En Tunisie, les islamistes ont également gagné les élections, formé un gouvernement, et une Assemblée Constituante a été élue. La gestion du pays par les islamistes a été catastrophique. La violence est érigée en stratégie politique, et le parti au pouvoir Ennahda n’hésite pas à donner des signes pour perpétrer des actes de violence contre les opposants. C’est ainsi que le 6 Février 2013 fut assassiné à Tunis Chokri Belaid, avocat et leader de l’opposition laïque. L’Assemblée Constituante à ce jour n’est pas encore parvenue à proposer une nouvelle constitution au peuple. En Libye, la situation est confuse et instable du fait des milices armées qui sèment le trouble dans certaines régions du pays.
Le cas de la Syrie est encore plus dramatique. Une véritable guerre civile oppose le régime sanguinaire de Bachar Al Assad et une opposition désunie et insuffisamment armée. On compte à aujourd’hui plus de 100.000 morts la plupart des civils, des milliers de blessés, et des millions de réfugiés. La situation est très compliquée du fait de l’attitude des puissances étrangères. La Russie et l’Iran soutiennent le régime de Bachar Al Assad, et l’Occident et les pays Arabes apportent leur appui à la rébellion. La guerre civile est devenue également confessionnelle avec l’opposition acharnée entre chiites et sunnites. On a vu le Hisboallah libanais d’obédience chiite combattre en Syrie aux côtés de l’armée de Bachar Al Assad.

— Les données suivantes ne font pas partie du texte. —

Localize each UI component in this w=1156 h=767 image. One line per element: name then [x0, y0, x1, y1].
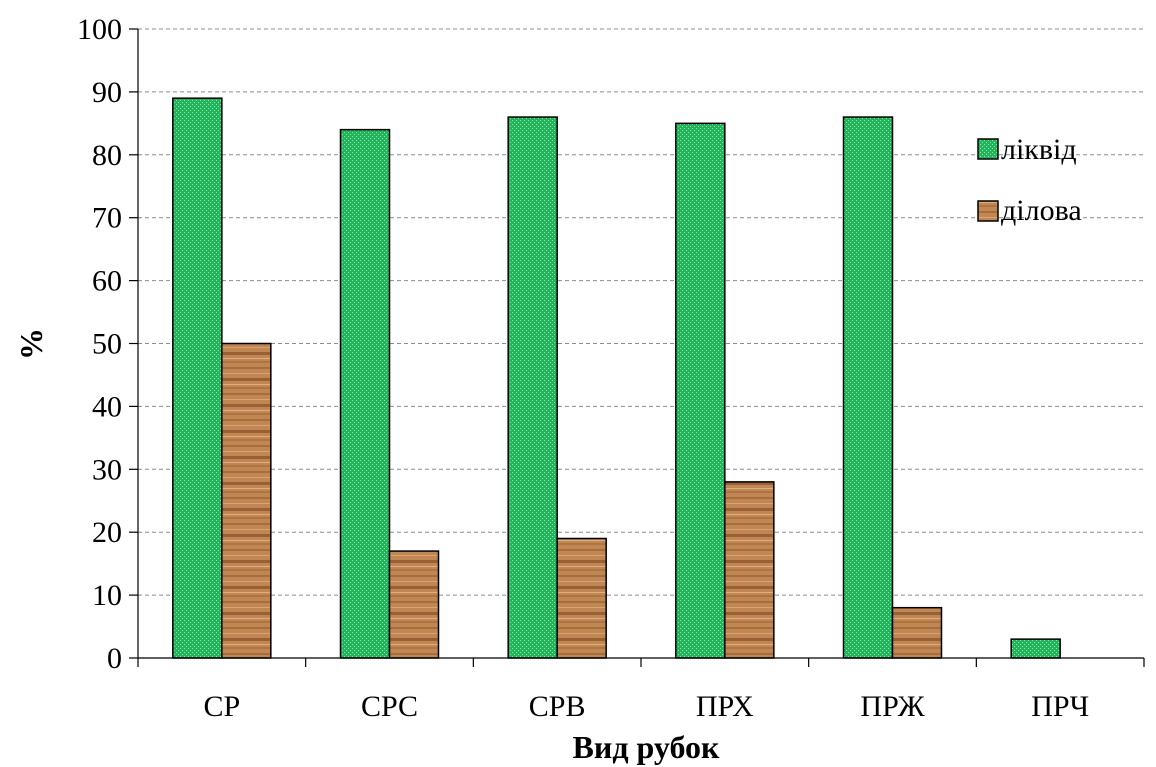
- bar-likvid: [339, 128, 391, 659]
- bar-dilova: [556, 537, 607, 659]
- legend-swatch-dilova: [977, 200, 999, 222]
- y-tick-label: 80: [92, 139, 122, 172]
- y-axis-tick-labels: 0 10 20 30 40 50 60 70 80 90 100: [77, 13, 122, 675]
- y-tick-label: 70: [92, 202, 122, 235]
- gridlines: [138, 28, 1144, 596]
- bars: [172, 97, 1061, 659]
- x-tick-label: ПРЖ: [860, 690, 924, 723]
- y-tick-label: 90: [92, 76, 122, 109]
- bar-likvid: [172, 97, 223, 659]
- y-tick-label: 40: [92, 390, 122, 423]
- x-tick-label: ПРЧ: [1031, 690, 1089, 723]
- x-tick-label: СР: [203, 690, 240, 723]
- x-tick-label: СРВ: [529, 690, 586, 723]
- y-tick-label: 50: [92, 328, 122, 361]
- bar-likvid: [842, 116, 894, 659]
- bar-dilova: [221, 342, 272, 659]
- x-axis-title: Вид рубок: [573, 729, 721, 765]
- x-axis-tick-labels: СР СРС СРВ ПРХ ПРЖ ПРЧ: [203, 690, 1089, 723]
- y-tick-label: 20: [92, 516, 122, 549]
- y-tick-label: 100: [77, 13, 122, 46]
- bar-likvid: [1010, 638, 1061, 659]
- y-tick-label: 10: [92, 579, 122, 612]
- y-tick-label: 0: [107, 642, 122, 675]
- y-tick-label: 60: [92, 265, 122, 298]
- bar-likvid: [675, 122, 726, 659]
- x-tick-label: СРС: [361, 690, 418, 723]
- bar-dilova: [724, 481, 775, 659]
- bar-dilova: [388, 550, 440, 659]
- y-axis-title: %: [13, 328, 49, 360]
- legend-label-likvid: ліквід: [1001, 133, 1077, 166]
- bar-dilova: [891, 606, 943, 659]
- bar-likvid: [507, 116, 558, 659]
- legend-swatch-likvid: [977, 138, 999, 160]
- legend: ліквід ділова: [977, 133, 1082, 227]
- legend-label-dilova: ділова: [1001, 194, 1082, 227]
- y-tick-label: 30: [92, 453, 122, 486]
- x-tick-label: ПРХ: [696, 690, 754, 723]
- axes: [129, 28, 1145, 667]
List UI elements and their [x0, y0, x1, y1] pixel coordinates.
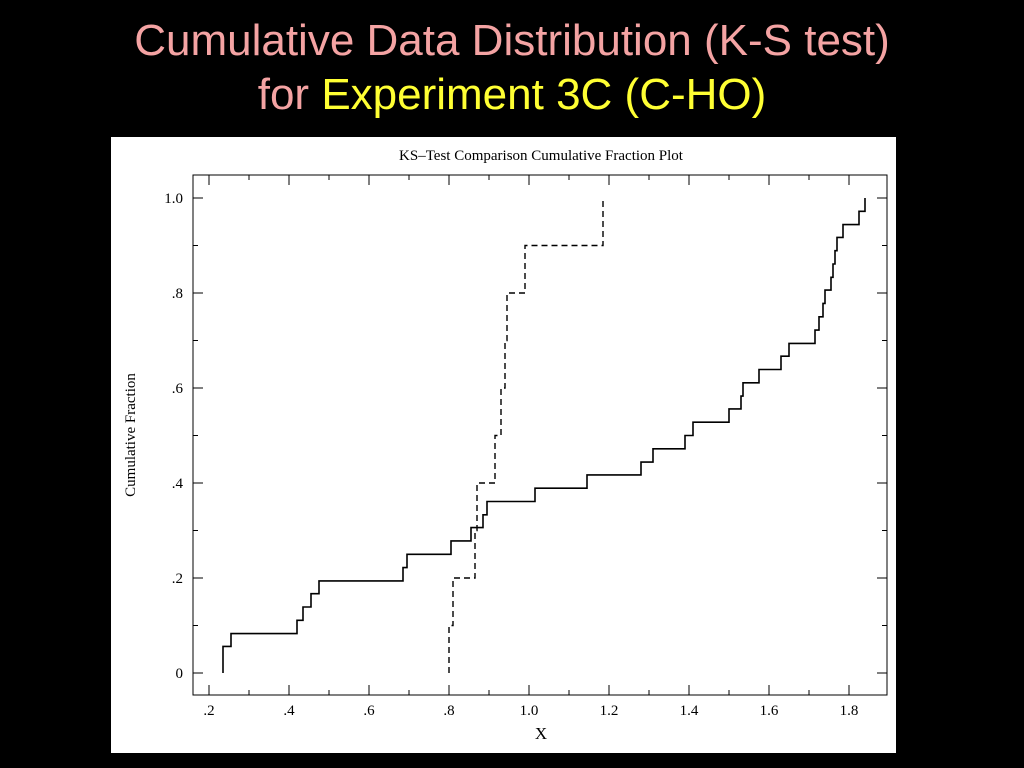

Comment peut-on expliquer que le Printemps arabe ait abouti à cette situation ? La première raison est qu’en Tunisie et en Egypte, les islamistes ont profité de la révolution pour prendre le pouvoir, alors qu’ils n’ont pas été les initiateurs. Par une politique de proximité avec le peuple, et en restant longtemps dans l’opposition aux régimes déchus, ils ont gagné les élections, dès lors qu’elle sont devenues libres et transparentes. Une fois au pouvoir, ils n’ont pas tenu compte des aspirations d’une partie de la population qui réclame la démocratie, la séparation de la religion et de l’Etat, le respect des droits de l’homme et notamment l’égalité homme/femme, et enfin le développement économique et la justice sociale. Les gouvernements islamistes ont été incapables de promouvoir l’économie nationale, en prenant notamment des mesures de confiance vis-à-vis des investisseurs nationaux et étrangers. Les IDE et les touristes ont déserté les pays touchés par le Printemps arabe. Il s’en est suivi un décalage entre le pouvoir et la « rue », et un nouveau paradigme selon lequel la majorité politique n’est plus une garantie de gouvernance. Les récents événements dans le monde arabe ont également montré la vitalité de la société civile qui s’impose de plus en plus sur le champ politique.
En conclusion, on peut affirmer que le Printemps arabe ne fait que commencer, et qu’en tous cas et malgré les défis, on est arrivé à un point de non retour. Mon souhait pour les pays arabes est que s’instaure une véritable démocratie, où les islamistes et les autres parties prenantes puissent coexister en harmonie dans l’intérêt bien compris des peuples.